Theology and Medicine:
At the Spirit-Body Interface in the Midst of an Epidemic

Prof. S. Mark Heim (MDiv ’76) and Dr. Benjamin Doolittle


Dr. Benjamin Doolittle and Professor S. Mark Heim

Dr. Benjamin Doolittle and Professor S. Mark Heim

Since 2017 Dr. Benjamin Doolittle (Professor at Yale Medical School, United Church of Christ pastor and Andover Newton affiliate faculty member) and Andover Newton professor S. Mark Heim (MDiv ’76) have been team teaching a course on theology and medicine. The course mixes students from Yale’s graduate schools (including medicine, nursing, and public health) with divinity school students. It explores topics of traditional interest in both fields ---suffering, illness, healing and well-being---in interdisciplinary terms. The course focuses not primarily on pastoral care or chaplaincy, but on a conversation about faith and meaning stimulated by the concrete issues experienced in giving and receiving medical care. Class topics range from the latest studies on the relation of well-being to religious practice (and on the kinds of religion that are good for us) to insights on burnout among doctors and ministers. Visiting speakers like Andover Newton graduate Dr. Gary Strichartz (MDiv ’14)—who is both a chronic pain researcher and a chaplain—explore where religious understandings of suffering intersect with the neurology of pain. The Broadway play and film Angels in America becomes the jumping off point for a consideration of the medical, moral and spiritual dimensions of the HIV epidemic. Readings range from Victoria Sweet’s God’s Hotel to Atul Gawande’s Being Mortal and articles from the Journal of the American Medical Association.     

In the fall of 2020 this course on theology and medicine has been swept up in the COVID medical crisis we are all experiencing. One of the distinctive things about the course has been the way it took students out of the classroom and into the medical world. Students visited the hospital and interacted with medical teams there. They traveled to the anatomy lab to participate in class alongside medical and nursing students. They spent time in the medical library, visiting the Cushing “Brain Room,” and handling archival texts and manuscripts that bridged the worlds of alchemy and the rise of modern medicine. Ironically, COVID restrictions shut many of the doors and windows into the medical world that the course tried to open. So, Doolittle and Heim have had to re-engineer the course, both to deal with the new online educational medium and to replace the many “hands on” elements they had worked to develop.

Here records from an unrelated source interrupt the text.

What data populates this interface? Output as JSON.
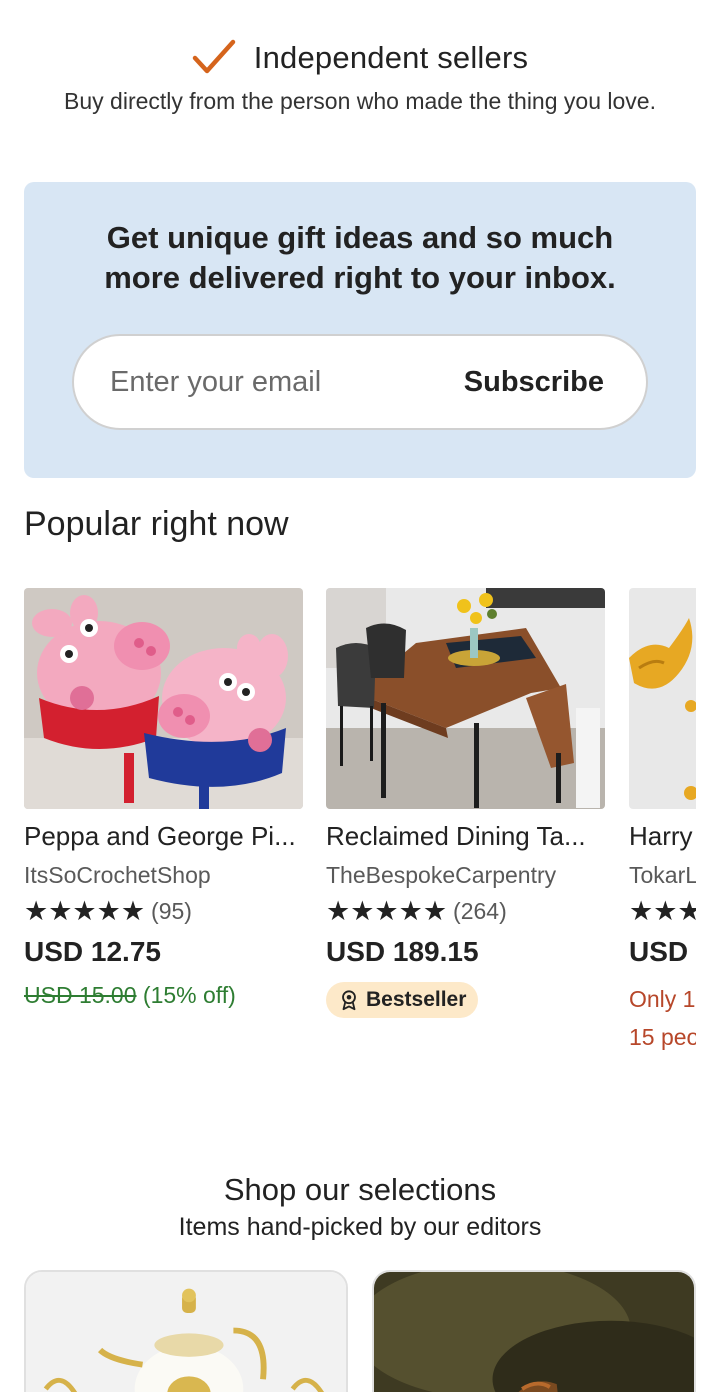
{
  "independent": {
    "icon": "checkmark-icon",
    "accent": "#d5641c",
    "title": "Independent sellers",
    "subtitle": "Buy directly from the person who made the thing you love."
  },
  "newsletter": {
    "title": "Get unique gift ideas and so much more delivered right to your inbox.",
    "email_placeholder": "Enter your email",
    "subscribe_label": "Subscribe",
    "background": "#d8e6f4"
  },
  "popular": {
    "title": "Popular right now",
    "items": [
      {
        "title": "Peppa and George Pi...",
        "shop": "ItsSoCrochetShop",
        "rating": 5,
        "stars": "★★★★★",
        "reviews": "(95)",
        "price": "USD 12.75",
        "original_price": "USD 15.00",
        "discount": "(15% off)"
      },
      {
        "title": "Reclaimed Dining Ta...",
        "shop": "TheBespokeCarpentry",
        "rating": 5,
        "stars": "★★★★★",
        "reviews": "(264)",
        "price": "USD 189.15",
        "badge": "Bestseller",
        "badge_icon": "award-icon"
      },
      {
        "title": "Harry",
        "shop": "TokarL",
        "stars": "★★★",
        "price": "USD",
        "stock_line1": "Only 1",
        "stock_line2": "15 peo"
      }
    ]
  },
  "selections": {
    "title": "Shop our selections",
    "subtitle": "Items hand-picked by our editors"
  }
}
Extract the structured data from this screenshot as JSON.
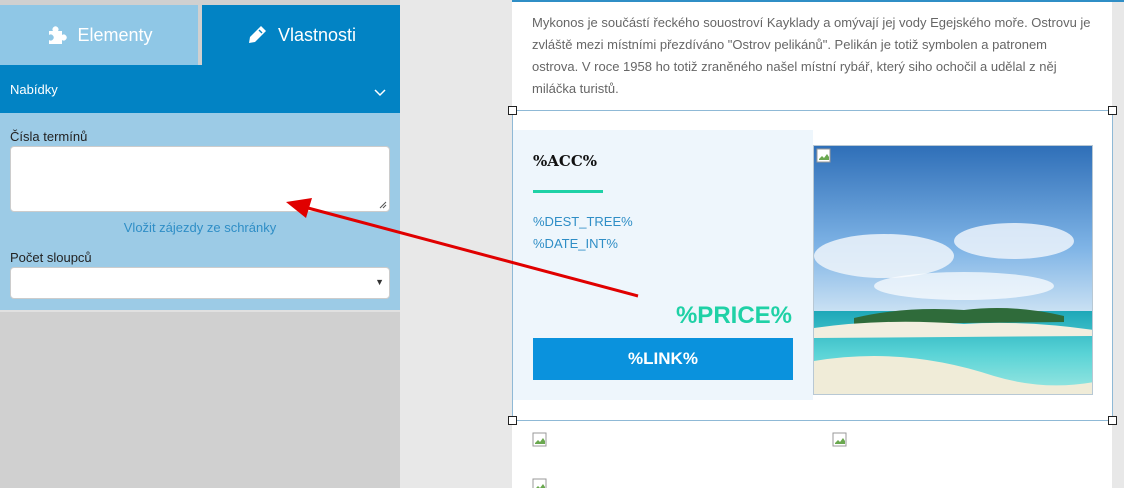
{
  "tabs": {
    "elements": "Elementy",
    "properties": "Vlastnosti"
  },
  "section": {
    "title": "Nabídky"
  },
  "form": {
    "terms_label": "Čísla termínů",
    "terms_value": "",
    "paste_link": "Vložit zájezdy ze schránky",
    "columns_label": "Počet sloupců",
    "columns_value": ""
  },
  "content": {
    "intro": "Mykonos je součástí řeckého souostroví Kayklady a omývají jej vody Egejského moře. Ostrovu je zvláště mezi místními přezdíváno \"Ostrov pelikánů\". Pelikán je totiž symbolen a patronem ostrova. V roce 1958 ho totiž zraněného našel místní rybář, který siho ochočil a udělal z něj miláčka turistů.",
    "acc": "%ACC%",
    "dest_tree": "%DEST_TREE%",
    "date_int": "%DATE_INT%",
    "price": "%PRICE%",
    "link": "%LINK%"
  },
  "colors": {
    "panel_blue": "#0283c4",
    "tab_light_blue": "#8fc7e6",
    "accent_green": "#1fd1a6",
    "button_blue": "#0a92dd",
    "annotation_arrow": "#e00000"
  },
  "icons": {
    "elements_tab": "puzzle-icon",
    "properties_tab": "pencil-icon",
    "section_toggle": "chevron-down-icon"
  }
}
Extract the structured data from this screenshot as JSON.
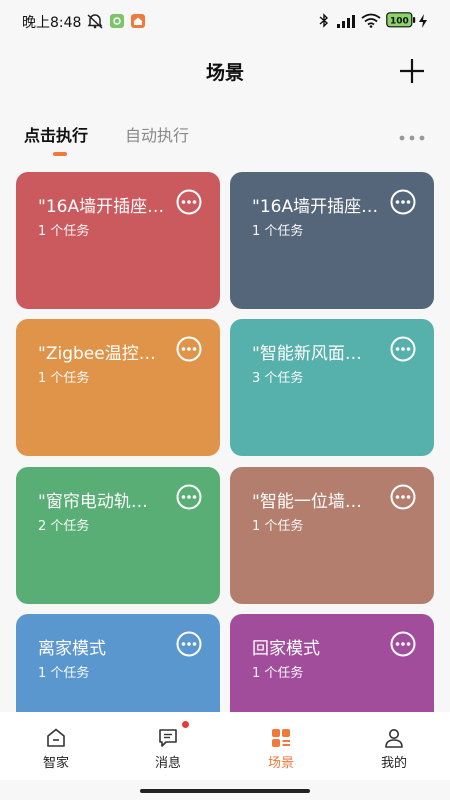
{
  "status_bar": {
    "time": "晚上8:48",
    "battery": "100",
    "icons": [
      "mute-alarm-icon",
      "app-notification-icon",
      "home-app-icon",
      "bluetooth-icon",
      "signal-icon",
      "wifi-icon",
      "battery-icon",
      "charging-icon"
    ]
  },
  "header": {
    "title": "场景",
    "add_icon": "plus-icon"
  },
  "tabs": {
    "items": [
      {
        "label": "点击执行",
        "active": true
      },
      {
        "label": "自动执行",
        "active": false
      }
    ],
    "more_icon": "more-dots-icon"
  },
  "scenes": [
    {
      "title": "\"16A墙开插座…",
      "subtitle": "1 个任务",
      "color": "#cb5a5f"
    },
    {
      "title": "\"16A墙开插座…",
      "subtitle": "1 个任务",
      "color": "#55657a"
    },
    {
      "title": "\"Zigbee温控…",
      "subtitle": "1 个任务",
      "color": "#e0944a"
    },
    {
      "title": "\"智能新风面…",
      "subtitle": "3 个任务",
      "color": "#56b0ab"
    },
    {
      "title": "\"窗帘电动轨…",
      "subtitle": "2 个任务",
      "color": "#58ae74"
    },
    {
      "title": "\"智能一位墙…",
      "subtitle": "1 个任务",
      "color": "#b47e6e"
    },
    {
      "title": "离家模式",
      "subtitle": "1 个任务",
      "color": "#5a97cf"
    },
    {
      "title": "回家模式",
      "subtitle": "1 个任务",
      "color": "#a24d9c"
    }
  ],
  "bottom_nav": {
    "items": [
      {
        "label": "智家",
        "icon": "home-icon",
        "active": false
      },
      {
        "label": "消息",
        "icon": "message-icon",
        "active": false,
        "badge": true
      },
      {
        "label": "场景",
        "icon": "scene-icon",
        "active": true
      },
      {
        "label": "我的",
        "icon": "profile-icon",
        "active": false
      }
    ]
  },
  "colors": {
    "accent": "#f07a3c",
    "badge": "#e53935"
  }
}
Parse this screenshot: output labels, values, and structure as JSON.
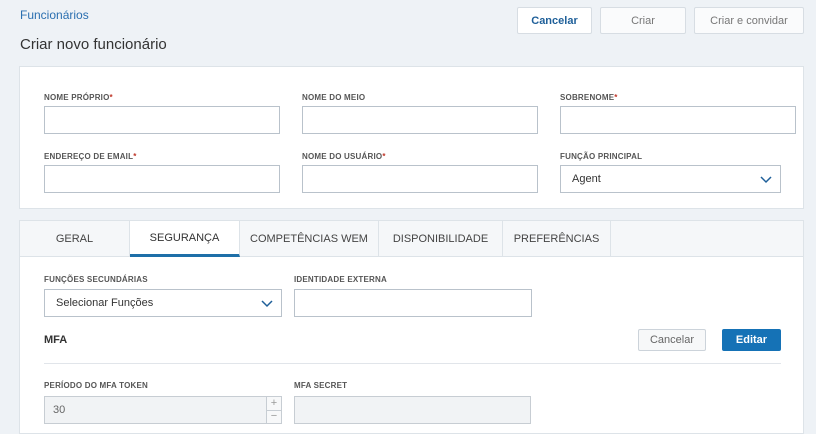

Part of their response has been to build a significant portion of the course around pandemics in history and our pandemic in particular. The students will mix the data from epidemics past (like smallpox) and current with texts like Camus’s The Plague. The “hands on” dimension of the course has become the normal, everyday experience of the students and teachers living in the midst of this medical crisis. As one of the students—an epidemiologist-- said at the first class meeting this fall, “I studied about this all my life, but I never thought I would live through it.”

At the recent Andover Newton Alumni/ae Convocation, Doolittle and Heim led a workshop that offered a taste of this new pandemic dimension from their course, one for which everyone had already done the “lab” work in advance!